Negative perceptions of science in the public mind have been intensified lately by anxiety about dwindling fuel sources and spikes in energy costs, as well as by ideological attacks on the science of climate change and evolution. Recent studies have shown widespread misconceptions abound about basic but important technical essentials. At the APS April Meeting a number of scientists spoke out in order to help bridge this gap between the laboratory and the public sphere.
Speaking at the April Meeting’s public town hall session on science and society, Lawrence Krauss, a professor at Arizona Sate University and one of science’s most vocal proponents, called scientists to become more involved in the public debate over science.
“Fundamentally we need to convince people to believe in science because science works,” Krauss said, “Scientists need to learn how to do public relations…We have to learn how people listen.”
Speaking at a session entitled “Science Policy: Yesterday, Today and Tomorrow,” Neal Lane, presidential science advisor under Clinton, similarly called for a new era of what he dubs “Civic Science.” Such civic scientists would work on important national projects, while at the same time represent the public face of the science community to promote the importance of all fields to the general public. Emphasizing the need to work across disciplines, Lane added that, “our voice as scientists speaking common messages needs to be heard.”

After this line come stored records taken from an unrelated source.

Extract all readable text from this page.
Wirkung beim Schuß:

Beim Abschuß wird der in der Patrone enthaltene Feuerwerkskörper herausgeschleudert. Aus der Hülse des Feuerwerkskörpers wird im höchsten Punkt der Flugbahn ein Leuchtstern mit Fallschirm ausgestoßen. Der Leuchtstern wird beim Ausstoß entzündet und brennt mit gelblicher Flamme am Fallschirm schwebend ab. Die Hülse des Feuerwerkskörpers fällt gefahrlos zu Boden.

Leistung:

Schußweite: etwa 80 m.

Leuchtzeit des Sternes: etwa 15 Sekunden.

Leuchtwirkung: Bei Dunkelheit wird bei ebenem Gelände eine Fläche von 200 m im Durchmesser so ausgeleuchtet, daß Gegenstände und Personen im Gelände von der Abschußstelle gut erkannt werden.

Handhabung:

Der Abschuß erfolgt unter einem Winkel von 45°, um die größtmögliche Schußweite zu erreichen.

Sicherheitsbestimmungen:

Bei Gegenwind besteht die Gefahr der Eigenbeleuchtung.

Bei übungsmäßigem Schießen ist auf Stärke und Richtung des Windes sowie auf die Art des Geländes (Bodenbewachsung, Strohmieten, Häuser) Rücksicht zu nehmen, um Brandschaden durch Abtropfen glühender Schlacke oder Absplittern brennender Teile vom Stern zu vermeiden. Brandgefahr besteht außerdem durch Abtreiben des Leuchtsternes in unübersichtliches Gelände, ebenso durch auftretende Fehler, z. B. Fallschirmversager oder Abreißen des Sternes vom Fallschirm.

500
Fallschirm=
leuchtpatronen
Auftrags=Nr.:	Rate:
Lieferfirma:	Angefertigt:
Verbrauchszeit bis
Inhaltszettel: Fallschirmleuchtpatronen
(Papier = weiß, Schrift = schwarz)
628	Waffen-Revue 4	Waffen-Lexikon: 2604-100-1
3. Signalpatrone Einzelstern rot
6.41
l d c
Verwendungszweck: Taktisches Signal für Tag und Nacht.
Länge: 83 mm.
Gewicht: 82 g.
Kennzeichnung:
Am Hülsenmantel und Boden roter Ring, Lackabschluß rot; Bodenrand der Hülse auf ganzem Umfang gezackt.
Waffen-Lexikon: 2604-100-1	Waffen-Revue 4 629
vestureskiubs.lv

Much of this concern has been galvanized by an apparent growing disconnect between the importance of energy issues and the public’s understanding of them. A recent public survey carried out by the organization Public Agenda, titled “The Energy Learning Curve,” found that three-quarters of the public agree that the US should move towards increased usage of alternative energy. However the same poll found that 51 percent could not identify a renewable energy source and 39 percent couldn’t even identify a fossil fuel.
This is of particular concern because many predict that in the upcoming century, the greatest scientific and technical challenge will be to develop vast quantities of inexpensive and renewable energy for the world’s growing population. Methods using today’s cutting edge technology will need to be developed on a massive industrial scale, likely with a great deal of government support.
“If the voters are ignorant of technical matters, how can they evaluate the performance of government officials, and thus establish the legitimacy of their governance? Science must therefore, not only give wise advice to government, but must also find a way to share their understanding of the factual basis for policy choices with the public,” said Lewis Branscomb, Professor of Public Policy and Corporate Management (emeritus) in Harvard’s Kennedy School of Government, presenting at the Science Policy session.
Already current energy sources are beginning to feel the strain of excessive use. Recent spikes in fuel costs, and concerns over global climate change have highlighted the coming need for large quantities of alternative fuels.
Recent fuel cost spikes however may only be the tip of the iceberg in upcoming decades. Though extrapolations are always inexact at best, projections based on known global petroleum reserves and fuel consumption, predict some sort of future global energy crisis. Many analysts conclude that within the next century, global oil and natural gas reserves will be tapped out and new alternate fuels will be needed.
Working through these looming energy problems while simultaneously promoting science to the public might seem daunting, but there is also optimism about the future. Many at the meeting have seen the election of Barack Obama as a boon for the science community. In his April 27 speech to the National Academy of Sciences, President Obama said he wanted the United States to recommit itself to the pursuit of basic science. He also pledged a target of 3 percent of the country’s gross domestic product be devoted to research and development.
“I’m going to participate in a public awareness and outreach campaign to encourage students to consider careers in science, mathematics, and engineering because our future depends on it,” President Obama said, adding that, “We are restoring science to its rightful place…Our progress as a nation, and our values as a nation, are rooted in free and open inquiry. To undermine scientific integrity is to undermine our democracy.”
Some scientists even see the potential energy crisis as an opportunity in itself. John Gibbons, who preceded Neal Lane as science advisor to President Clinton, said he saw it as the perfect platform to promote physics for the public good.
“If you’re in the right place at the right time, namely an emergency, you can get a lot done,” Gibbons said.